Retrieving data and results¶
In order to retrieve resources, we need a client instance
from caplena import Client, resources
client = Client(api_key="YOUR_API_KEY")
Retrieving projects¶
We can retrieve single projects using their ID:
project = client.projects.retrieve(id="pj_1234k")
Or find mulitple projects using filters:
from caplena.filters import ProjectsFilter as P
projects = client.projects.list(filter=P.tags("NPS"))
for project in projects:
print(project.id, "-", project.name)
Retrieving Upload status¶
Get status of all bulk upload tasks from the last 7 days:
statuses = client.projects.get_append_status(project_id=project.id)
Get status of one upload task
status = client.projects.get_append_status(project_id=project.id, task_id="18e5b9c4-3498-45e9-a1ac-77659fdd13e1")
Filtering examples¶
Find projects matching multiple tags:
projects = client.projects.list(filter=P.tags("NPS") & P.tags("test"))
Find projects matching at least one of two tags
projects = client.projects.list(filter=P.tags("NPS") | P.tags("test"))
Projects created at or after a given date
client.projects.list(filter=P.created(gte="2022-01-01T00:00:00"))
Projects last modified after given date matching a tag
client.projects.list(filter=P.last_modified(gte="2022-01-01T00:00:00") & P.tags("NPS"))
Retrieving topics¶
Topics discovered and refined in the UI can be retrieved directly from the ProjectDetail
project = client.projects.retrieve(id="pj_1234k")
for col in project.columns:
if col.type == 'text_to_analyze':
print(col.ref, ": ", col.topics)
If the topics array is empty, this means that no analysis has been performed yet.
Retrieving rows¶
Rows can be retrieved from the project instance by row id
row = project.retrieve_row(id="ro_1234k")
or using the client’s ProjectsController
row = client.projects.retrieve_row(p_id="pj_werk2", r_id="ro_1ek4d")
Listing rows works similarly to listing projects:
rows = project.list_rows()
for row in rows:
print(row.id)
Filtering rows¶
Filters allow you to fetch rows matching specific criteria:
from caplena.filters import RowsFilter as R
rows = project.list_rows(filter=R.created(gte="2022-01-01T00:00:00"))
Filter rows for column values. Again, we use the ref to reference columns
rows = project.list_rows(filter=R.Columns.numerical(ref='id', exact=1))

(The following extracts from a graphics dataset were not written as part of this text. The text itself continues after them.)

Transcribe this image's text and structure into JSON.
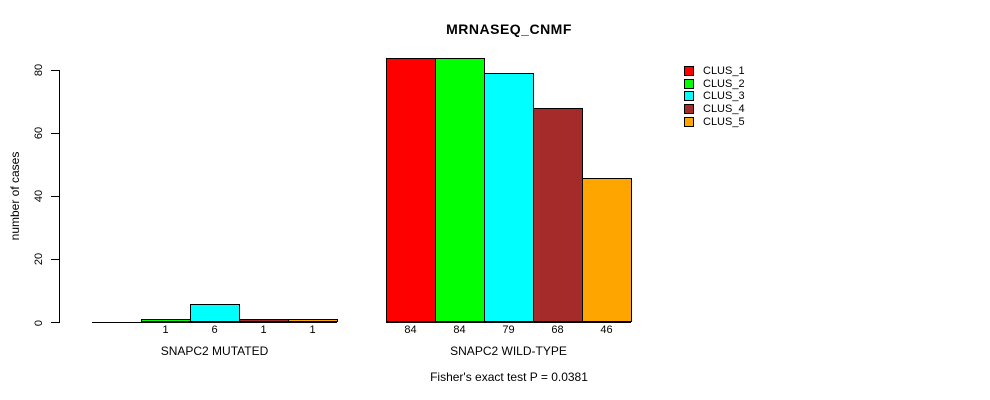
{
  "chart_data": {
    "type": "bar",
    "title": "MRNASEQ_CNMF",
    "ylabel": "number of cases",
    "yticks": [
      0,
      20,
      40,
      60,
      80
    ],
    "ylim": [
      0,
      88
    ],
    "grid": false,
    "legend_position": "topright",
    "series_colors": [
      "#FF0000",
      "#00FF00",
      "#00FFFF",
      "#A52A2A",
      "#FFA500"
    ],
    "legend": [
      "CLUS_1",
      "CLUS_2",
      "CLUS_3",
      "CLUS_4",
      "CLUS_5"
    ],
    "groups": [
      {
        "label": "SNAPC2 MUTATED",
        "values": [
          0,
          1,
          6,
          1,
          1
        ],
        "bar_labels": [
          "",
          "1",
          "6",
          "1",
          "1"
        ]
      },
      {
        "label": "SNAPC2 WILD-TYPE",
        "values": [
          84,
          84,
          79,
          68,
          46
        ],
        "bar_labels": [
          "84",
          "84",
          "79",
          "68",
          "46"
        ]
      }
    ],
    "annotation": "Fisher's exact test P = 0.0381"
  }
}
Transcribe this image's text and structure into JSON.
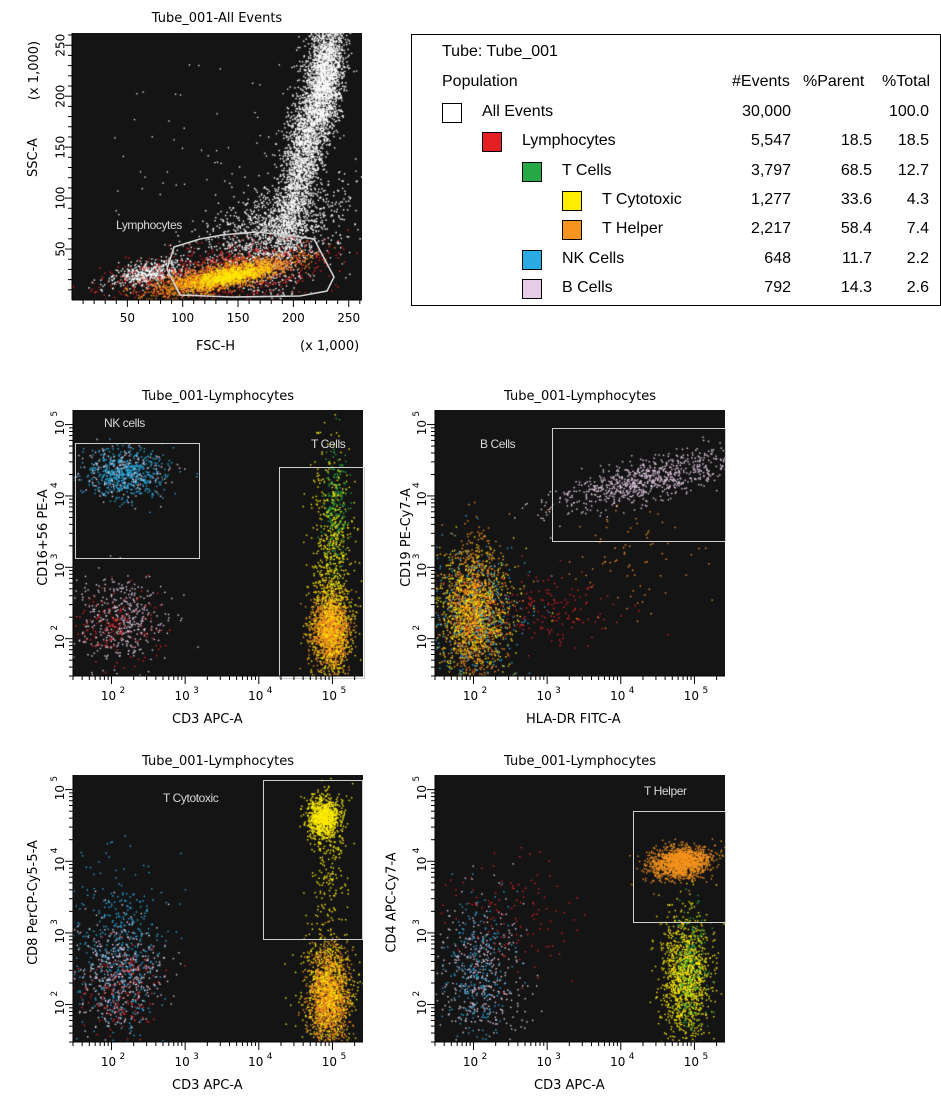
{
  "colors": {
    "all_events": "#ffffff",
    "lymphocytes": "#e32124",
    "t_cells": "#27a844",
    "t_cytotoxic": "#ffed00",
    "t_helper": "#f7941d",
    "nk_cells": "#29abe2",
    "b_cells": "#e6cde6"
  },
  "stats_table": {
    "tube": "Tube: Tube_001",
    "headers": {
      "population": "Population",
      "events": "#Events",
      "parent": "%Parent",
      "total": "%Total"
    },
    "rows": [
      {
        "name": "All Events",
        "color": "#ffffff",
        "events": "30,000",
        "parent": "",
        "total": "100.0"
      },
      {
        "name": "Lymphocytes",
        "color": "#e32124",
        "events": "5,547",
        "parent": "18.5",
        "total": "18.5"
      },
      {
        "name": "T Cells",
        "color": "#27a844",
        "events": "3,797",
        "parent": "68.5",
        "total": "12.7"
      },
      {
        "name": "T Cytotoxic",
        "color": "#ffed00",
        "events": "1,277",
        "parent": "33.6",
        "total": "4.3"
      },
      {
        "name": "T Helper",
        "color": "#f7941d",
        "events": "2,217",
        "parent": "58.4",
        "total": "7.4"
      },
      {
        "name": "NK Cells",
        "color": "#29abe2",
        "events": "648",
        "parent": "11.7",
        "total": "2.2"
      },
      {
        "name": "B Cells",
        "color": "#e6cde6",
        "events": "792",
        "parent": "14.3",
        "total": "2.6"
      }
    ]
  },
  "chart_data": [
    {
      "type": "scatter",
      "title": "Tube_001-All Events",
      "xlabel": "FSC-H",
      "ylabel": "SSC-A",
      "x_unit": "(x 1,000)",
      "y_unit": "(x 1,000)",
      "xlim": [
        0,
        262
      ],
      "ylim": [
        0,
        262
      ],
      "x_ticks": [
        "50",
        "100",
        "150",
        "200",
        "250"
      ],
      "y_ticks": [
        "50",
        "100",
        "150",
        "200",
        "250"
      ],
      "gates": [
        {
          "label": "Lymphocytes"
        }
      ],
      "series": [
        {
          "name": "Lymphocytes",
          "color": "#f7941d",
          "center": [
            125,
            22
          ]
        },
        {
          "name": "All Events",
          "color": "#ffffff",
          "center": [
            235,
            150
          ]
        }
      ]
    },
    {
      "type": "scatter",
      "title": "Tube_001-Lymphocytes",
      "xlabel": "CD3 APC-A",
      "ylabel": "CD16+56 PE-A",
      "x_scale": "log",
      "y_scale": "log",
      "xlim": [
        30,
        260000
      ],
      "ylim": [
        30,
        160000
      ],
      "x_ticks": [
        "10",
        "10",
        "10",
        "10"
      ],
      "x_exponents": [
        "2",
        "3",
        "4",
        "5"
      ],
      "y_ticks": [
        "10",
        "10",
        "10",
        "10"
      ],
      "y_exponents": [
        "2",
        "3",
        "4",
        "5"
      ],
      "gates": [
        {
          "label": "NK cells"
        },
        {
          "label": "T Cells"
        }
      ],
      "series": [
        {
          "name": "NK Cells",
          "color": "#29abe2",
          "center": [
            100,
            10000
          ]
        },
        {
          "name": "T Cells",
          "color": "#f7941d",
          "center": [
            90000,
            70
          ]
        }
      ]
    },
    {
      "type": "scatter",
      "title": "Tube_001-Lymphocytes",
      "xlabel": "HLA-DR FITC-A",
      "ylabel": "CD19 PE-Cy7-A",
      "x_scale": "log",
      "y_scale": "log",
      "xlim": [
        30,
        260000
      ],
      "ylim": [
        30,
        160000
      ],
      "x_ticks": [
        "10",
        "10",
        "10",
        "10"
      ],
      "x_exponents": [
        "2",
        "3",
        "4",
        "5"
      ],
      "y_ticks": [
        "10",
        "10",
        "10",
        "10"
      ],
      "y_exponents": [
        "2",
        "3",
        "4",
        "5"
      ],
      "gates": [
        {
          "label": "B Cells"
        }
      ],
      "series": [
        {
          "name": "B Cells",
          "color": "#e6cde6",
          "center": [
            15000,
            10000
          ]
        },
        {
          "name": "T Cells",
          "color": "#f7941d",
          "center": [
            100,
            100
          ]
        }
      ]
    },
    {
      "type": "scatter",
      "title": "Tube_001-Lymphocytes",
      "xlabel": "CD3 APC-A",
      "ylabel": "CD8 PerCP-Cy5-5-A",
      "x_scale": "log",
      "y_scale": "log",
      "xlim": [
        30,
        260000
      ],
      "ylim": [
        30,
        160000
      ],
      "x_ticks": [
        "10",
        "10",
        "10",
        "10"
      ],
      "x_exponents": [
        "2",
        "3",
        "4",
        "5"
      ],
      "y_ticks": [
        "10",
        "10",
        "10",
        "10"
      ],
      "y_exponents": [
        "2",
        "3",
        "4",
        "5"
      ],
      "gates": [
        {
          "label": "T Cytotoxic"
        }
      ],
      "series": [
        {
          "name": "T Cytotoxic",
          "color": "#ffed00",
          "center": [
            90000,
            60000
          ]
        },
        {
          "name": "T Helper",
          "color": "#f7941d",
          "center": [
            90000,
            150
          ]
        }
      ]
    },
    {
      "type": "scatter",
      "title": "Tube_001-Lymphocytes",
      "xlabel": "CD3 APC-A",
      "ylabel": "CD4 APC-Cy7-A",
      "x_scale": "log",
      "y_scale": "log",
      "xlim": [
        30,
        260000
      ],
      "ylim": [
        30,
        160000
      ],
      "x_ticks": [
        "10",
        "10",
        "10",
        "10"
      ],
      "x_exponents": [
        "2",
        "3",
        "4",
        "5"
      ],
      "y_ticks": [
        "10",
        "10",
        "10",
        "10"
      ],
      "y_exponents": [
        "2",
        "3",
        "4",
        "5"
      ],
      "gates": [
        {
          "label": "T Helper"
        }
      ],
      "series": [
        {
          "name": "T Helper",
          "color": "#f7941d",
          "center": [
            70000,
            15000
          ]
        },
        {
          "name": "T Cytotoxic",
          "color": "#ffed00",
          "center": [
            70000,
            300
          ]
        }
      ]
    }
  ]
}
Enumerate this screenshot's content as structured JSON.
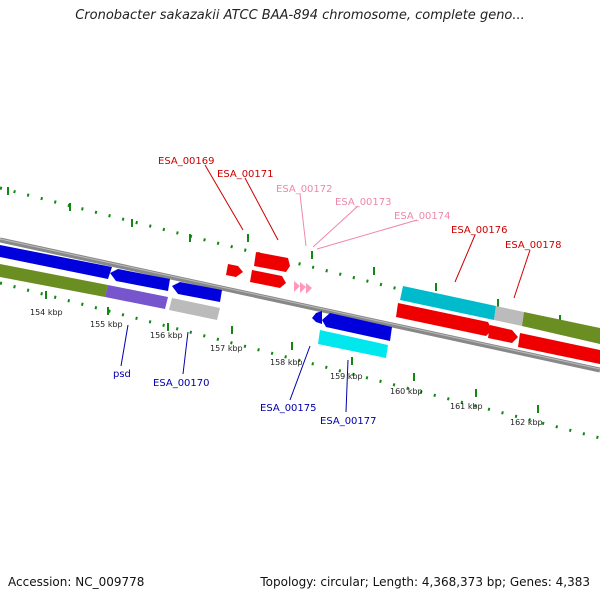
{
  "title": "Cronobacter sakazakii ATCC BAA-894 chromosome, complete geno...",
  "footer": {
    "accession": "Accession: NC_009778",
    "summary": "Topology: circular; Length: 4,368,373 bp; Genes: 4,383"
  },
  "kbp_labels": [
    "154 kbp",
    "155 kbp",
    "156 kbp",
    "157 kbp",
    "158 kbp",
    "159 kbp",
    "160 kbp",
    "161 kbp",
    "162 kbp"
  ],
  "gene_labels": {
    "esa_00169": "ESA_00169",
    "esa_00171": "ESA_00171",
    "esa_00172": "ESA_00172",
    "esa_00173": "ESA_00173",
    "esa_00174": "ESA_00174",
    "esa_00176": "ESA_00176",
    "esa_00178": "ESA_00178",
    "psd": "psd",
    "esa_00170": "ESA_00170",
    "esa_00175": "ESA_00175",
    "esa_00177": "ESA_00177"
  },
  "colors": {
    "forward_label": "#cc0000",
    "forward_faint_label": "#ee88aa",
    "reverse_label": "#0000aa",
    "tick": "#118811"
  }
}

rows = project.list_rows(filter=R.Columns.text_to_analyze(ref='nps_why', source_language="de"))
Retrieving row values¶
Rows are fetched in batches. If we want to have all row values in an object in memory, we need to iterate through all rows:
records = []
rows = project.list_rows()
for row in rows:
ref_to_val = {col.ref: col.value for col in row.columns} # mapping from column ref to value
records.append(ref_to_val)
You can use the records
to for example populate a database or create a pandas Dataframe
import pandas as pd
df = pd.DataFrame(records)
Retrieving analysis results¶
Caplena adds results to columns of type text_to_analyze
during the analysis.
The main results are the topics
which contain the topics that matches the given topic.value
.
Each topic has a topic.label
and a topic.category
attribute. Topics with topic.sentiment_enabled=True
also have
the relevant sentiment in topic.sentiment
.
rows = project.list_rows()
for row in rows:
for col in row.columns:
if col.type == "text_to_analyze":
print(f"Results for value: {col.value}")
print(f" Overall sentiment: {col.sentiment_overall}")
print(" Topics: ")
for topic in col.topics:
print(f" Category {topic.category}, Label {topic.label} and Sentiment {topic.sentiment}")